DEET, referred to as DEET, is a widely used insecticide. Spray it on your skin or clothing to prevent insects and mosquitoes from biting. It also contains human sweat and breath, and works by blocking 1-octene-3-ol, which blocks insect olfactory receptors.
Although DEET can help humans avoid mosquito bites, it can also partially affect the health and living environment of humans.
The following is an introduction to the effects of DEET on human health and the biological environment.
Precautions: Manufacturers advise users that products containing DEET should not be used in direct contact with damaged skin or in clothing; when not needed, the preparation can be washed away with water. DEET acts as an irritant, so irritation to the skin is inevitable.
At the same time that DEET was eligible for re-registration, the U.S. Environmental Protection Agency announced 14 to 46 cases of epilepsy that could potentially be linked to DEET, with four deaths. The EPA statement mentioned: "It is true that some cases may be related to the toxicity of DEET," but the survey showed that 30% of Americans are using DEET, so the incidence of epilepsy is only one in 100 million.
Cornell University's Pesticide Intelligence Program Joint Development Office report states: "Every employee who uses DEET in the Everglades National Park has insomnia, anxiety, and cognitive decline than those who are exposed to DEET. Serious. A study by the American Academy of Pediatrics found that there is no difference in the safety of products used directly by 10% and 30% of children, however, it is not recommended for infants under two months of age.
A recent study published in the British "BMC Biology" magazine showed that the mosquito repellent "DEET" has an inhibitory effect on the activity of a key enzyme in the central nervous system. The safety of this mosquito repellent. An international team led by French researchers has found that DEET can inhibit the activity of acetylcholinesterase, an enzyme that is critical in the central nervous system of both insects and mammals.

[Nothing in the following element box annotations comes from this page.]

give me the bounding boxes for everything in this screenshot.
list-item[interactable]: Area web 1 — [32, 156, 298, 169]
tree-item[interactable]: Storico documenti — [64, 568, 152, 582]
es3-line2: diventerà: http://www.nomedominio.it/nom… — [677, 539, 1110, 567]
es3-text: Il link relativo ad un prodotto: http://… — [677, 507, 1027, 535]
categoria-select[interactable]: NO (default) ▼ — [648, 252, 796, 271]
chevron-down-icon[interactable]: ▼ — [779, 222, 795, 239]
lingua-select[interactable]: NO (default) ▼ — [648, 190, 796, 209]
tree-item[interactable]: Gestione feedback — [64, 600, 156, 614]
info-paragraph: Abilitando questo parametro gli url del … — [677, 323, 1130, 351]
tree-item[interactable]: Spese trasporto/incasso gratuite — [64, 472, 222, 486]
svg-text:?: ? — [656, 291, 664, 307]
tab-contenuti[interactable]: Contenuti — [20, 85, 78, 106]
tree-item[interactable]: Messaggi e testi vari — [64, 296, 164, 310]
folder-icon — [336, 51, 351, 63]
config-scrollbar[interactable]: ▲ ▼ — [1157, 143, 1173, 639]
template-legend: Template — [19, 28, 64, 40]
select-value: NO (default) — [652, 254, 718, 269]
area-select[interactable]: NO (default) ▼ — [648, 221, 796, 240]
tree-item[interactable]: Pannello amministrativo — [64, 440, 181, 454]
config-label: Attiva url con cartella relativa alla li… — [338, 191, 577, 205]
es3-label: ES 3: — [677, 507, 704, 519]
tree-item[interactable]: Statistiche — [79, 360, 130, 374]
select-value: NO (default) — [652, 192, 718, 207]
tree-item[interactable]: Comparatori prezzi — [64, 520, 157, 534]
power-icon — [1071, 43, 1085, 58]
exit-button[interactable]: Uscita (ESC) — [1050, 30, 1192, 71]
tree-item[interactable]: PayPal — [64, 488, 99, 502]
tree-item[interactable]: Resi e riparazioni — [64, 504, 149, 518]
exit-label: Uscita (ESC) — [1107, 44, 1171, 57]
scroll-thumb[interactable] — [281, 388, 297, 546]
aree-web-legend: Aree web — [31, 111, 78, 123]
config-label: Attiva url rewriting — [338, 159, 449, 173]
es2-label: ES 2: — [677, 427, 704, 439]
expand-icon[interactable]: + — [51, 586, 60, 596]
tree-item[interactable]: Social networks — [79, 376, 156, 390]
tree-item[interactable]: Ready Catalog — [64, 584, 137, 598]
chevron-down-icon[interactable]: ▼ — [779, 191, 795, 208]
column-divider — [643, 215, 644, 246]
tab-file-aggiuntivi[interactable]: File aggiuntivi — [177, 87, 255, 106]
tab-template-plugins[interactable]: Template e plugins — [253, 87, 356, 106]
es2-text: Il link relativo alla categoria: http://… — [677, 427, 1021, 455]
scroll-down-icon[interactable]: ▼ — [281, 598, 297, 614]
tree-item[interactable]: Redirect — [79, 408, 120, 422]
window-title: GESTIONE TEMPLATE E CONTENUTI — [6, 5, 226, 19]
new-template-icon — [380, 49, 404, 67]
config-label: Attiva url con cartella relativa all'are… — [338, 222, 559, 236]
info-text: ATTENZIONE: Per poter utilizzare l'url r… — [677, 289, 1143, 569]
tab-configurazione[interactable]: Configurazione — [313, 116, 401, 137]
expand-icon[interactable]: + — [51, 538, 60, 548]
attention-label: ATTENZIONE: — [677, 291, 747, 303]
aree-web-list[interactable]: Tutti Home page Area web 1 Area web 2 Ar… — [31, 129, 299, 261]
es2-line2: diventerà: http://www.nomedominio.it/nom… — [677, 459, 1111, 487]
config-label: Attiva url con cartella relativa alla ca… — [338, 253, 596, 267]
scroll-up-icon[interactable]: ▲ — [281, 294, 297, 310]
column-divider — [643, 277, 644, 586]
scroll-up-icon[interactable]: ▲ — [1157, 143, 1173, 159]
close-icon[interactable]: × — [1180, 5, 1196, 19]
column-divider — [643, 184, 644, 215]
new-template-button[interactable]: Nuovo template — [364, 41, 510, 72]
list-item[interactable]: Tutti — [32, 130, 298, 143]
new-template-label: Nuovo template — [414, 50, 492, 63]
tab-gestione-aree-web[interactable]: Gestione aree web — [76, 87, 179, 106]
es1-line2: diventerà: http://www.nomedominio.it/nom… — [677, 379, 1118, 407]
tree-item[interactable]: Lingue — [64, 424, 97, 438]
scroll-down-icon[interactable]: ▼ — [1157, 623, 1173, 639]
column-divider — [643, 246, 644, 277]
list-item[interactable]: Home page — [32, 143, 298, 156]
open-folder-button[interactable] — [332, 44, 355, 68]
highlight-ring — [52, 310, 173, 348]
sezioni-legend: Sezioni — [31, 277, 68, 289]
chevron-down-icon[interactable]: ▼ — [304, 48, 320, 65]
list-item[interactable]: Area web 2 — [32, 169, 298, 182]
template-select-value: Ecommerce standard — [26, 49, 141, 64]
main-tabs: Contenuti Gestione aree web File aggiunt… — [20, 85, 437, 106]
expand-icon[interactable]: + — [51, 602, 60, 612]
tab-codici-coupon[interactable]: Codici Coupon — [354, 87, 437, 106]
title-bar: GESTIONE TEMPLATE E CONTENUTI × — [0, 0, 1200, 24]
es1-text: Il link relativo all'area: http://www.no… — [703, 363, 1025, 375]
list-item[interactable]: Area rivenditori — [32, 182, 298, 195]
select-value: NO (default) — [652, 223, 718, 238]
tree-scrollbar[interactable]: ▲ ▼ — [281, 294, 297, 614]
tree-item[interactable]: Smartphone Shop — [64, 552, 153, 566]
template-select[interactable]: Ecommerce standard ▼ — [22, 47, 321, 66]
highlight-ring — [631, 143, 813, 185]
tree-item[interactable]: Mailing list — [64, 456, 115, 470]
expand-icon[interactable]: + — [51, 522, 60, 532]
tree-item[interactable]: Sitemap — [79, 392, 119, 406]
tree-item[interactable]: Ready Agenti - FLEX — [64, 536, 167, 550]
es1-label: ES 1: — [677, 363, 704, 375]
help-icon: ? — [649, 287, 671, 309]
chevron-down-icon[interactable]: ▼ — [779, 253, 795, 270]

Researchers say that DEET is often used in combination with other insecticides, but it is more toxic when used in combination with carbamate pesticides. Researchers believe that, for the sake of public health and safety, in-depth research on the safety of DEET is needed.
the effect on the environment
Although there are few research reports on the environmental pollution of DEET, DEET is indeed a non-strong chemical insecticide, which may not be suitable for use in and around water sources. Although DEET is not considered a bioaccumulation, it has been found to be slightly toxic to cold-water fish, such as rainbow trout and tilapia. In addition, experiments have shown that it is also toxic to some freshwater plankton species. Due to the production and use of DEET products, high concentrations of DEET can also be detected in some water bodies. For example, in 1991, the Mississippi River and its tributaries were detected to contain 5 to 201 nanograms of DEET.
Therefore, although DEET helps humans to get rid of mosquitoes, it also partially affects human health and living environment. For human health and the natural environment, precautions should be taken for the use of chemicals.